Por bruno.dutra

São Paulo - Antes mais restrita ao mercado informal – e pouco confiável – de espaços como a rua Santa Ifigênia, em São Paulo, a compra e a venda de celulares usados vem se consolidando como um modelo de negócios promissor uma nova leva de start-ups no país. Idealizada na Argentina, a Trocafone é o mais recente exemplo dessa frente. A novata acaba de receber um aporte de US$ 1,1 milhão liderado pela Wayra, aceleradora do grupo Telefónica, e planeja agora usar o mercado brasileiro como o marco inicial de sua expansão para a América Latina.

“A ideia é dar uma segunda vida para esses aparelhos e oferecer segurança tanto para quem vende como para quem compra esses dispositivos, além de facilitar o acesso das classes emergentes às novas tecnologias”, diz Guillermo Freire, fundador e executivo-chefe da Trocafone. “Nosso foco é exclusivo na América Latina, pois é a região onde esse modelo faz mais sentido. E juntamente com o tamanho do mercado, o Brasil é o país no qual essa necessidade está mais clara”, afirma. Esse segmento vem se consolidando como uma alternativa às trocas constantes de celulares e ao desafio de dar uma destinação correta aos modelos mais antigos.

A partir da rodada de investimentos – a primeira da Trocafone -, a companhia está estruturando seu escritório no Brasil e lançando oficialmente o serviço no país. Desde maio, a empresa já operava com uma versão menos robusta da oferta. Os planos em curto prazo incluem dobrar a equipe formada atualmente por dez colaboradores, especialmente nas áreas de atendimento e de marketing, bem como investir na divulgação em mídias digitais.
Freire destaca que o aporte da Wayra traz vantagens como o conhecimento e os contatos da Telefônica/Vivo no mercado local. A busca de parcerias é justamente um dos centros da estratégia para ganhar terreno no país.

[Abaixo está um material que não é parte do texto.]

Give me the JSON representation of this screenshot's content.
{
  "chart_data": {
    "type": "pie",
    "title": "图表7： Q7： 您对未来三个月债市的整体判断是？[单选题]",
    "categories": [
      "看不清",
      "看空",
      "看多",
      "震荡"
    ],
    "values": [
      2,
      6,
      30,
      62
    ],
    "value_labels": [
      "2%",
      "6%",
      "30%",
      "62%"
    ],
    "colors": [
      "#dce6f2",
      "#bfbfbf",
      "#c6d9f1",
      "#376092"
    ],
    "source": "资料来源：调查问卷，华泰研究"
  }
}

Nessa frente, o primeiro foco será costurar acordos com varejistas e, em médio prazo, com as operadoras de telefonia. A prática de aceitar aparelhos usados como parte do pagamento de novos dispositivos é uma tendência crescente nesses setores e encontra exemplos em empresas como a Fnac, a própria Telefônica/Vivo e a Claro, que fechou recentemente um acordo com a Apple para oferecer descontos aos usuários na troca de modelos antigos do iPhone pelo iPhone 6. “Por outro lado, os varejistas não têm uma destinação ou um canal de revendas para esses aparelhos, o que abre espaço para negociações”, diz Freire.

A Trocafone trabalha com a compra e revenda das principais marcas de celulares. A empresa prevê incluir tablets e outros dispositivos em suas operações, à medida que consolidar os negócios no país. No modelo da companhia, os interessados acessam o site da Trocafone e encontram uma série de filtros para descrever as condições do dispositivo em questão, bem como a opção para o recebimento do pagamento. Estabelecido o preço e concluída a transação, a Trocafone oferece um serviço de frete grátis para a retirada do aparelho.

Antes de serem colocados para revenda, os aparelhos passam por um processo de recondicionamento. Concluída essa etapa, os dispositivos podem ser adquiridos pelo próprio site – com as mesmas condições de frete grátis e garantia de 90 dias – ou na própria loja física do Trocafone, situada em São Paulo. Em média, diz Freire, os celulares têm entre 6 meses e 12 meses de uso, e são vendidos por um valor até 40% menor em relação a um modelo equivalente e novo.

Com foco inicial mais voltado aos consumidores finais, a Trocafone também já está desenvolvendo iniciativas junto ao mercado empresarial. Nesse segmento, a prioridade será investir em contratos com companhias de pequeno e médio portes. “Vamos dar atenção especial às companhias que têm entre 20 e 50 funcionários. Esse perfil de empresa tem a política de trocar seu lote de aparelhos todos os anos”, observa.

Até o fim do ano, a Trocafone tem como meta transacionar 1 mil aparelhos por mês. Após a estruturação da operação brasileira, o próximo passo da empresa é lançar, em 2015, o serviço na Argentina.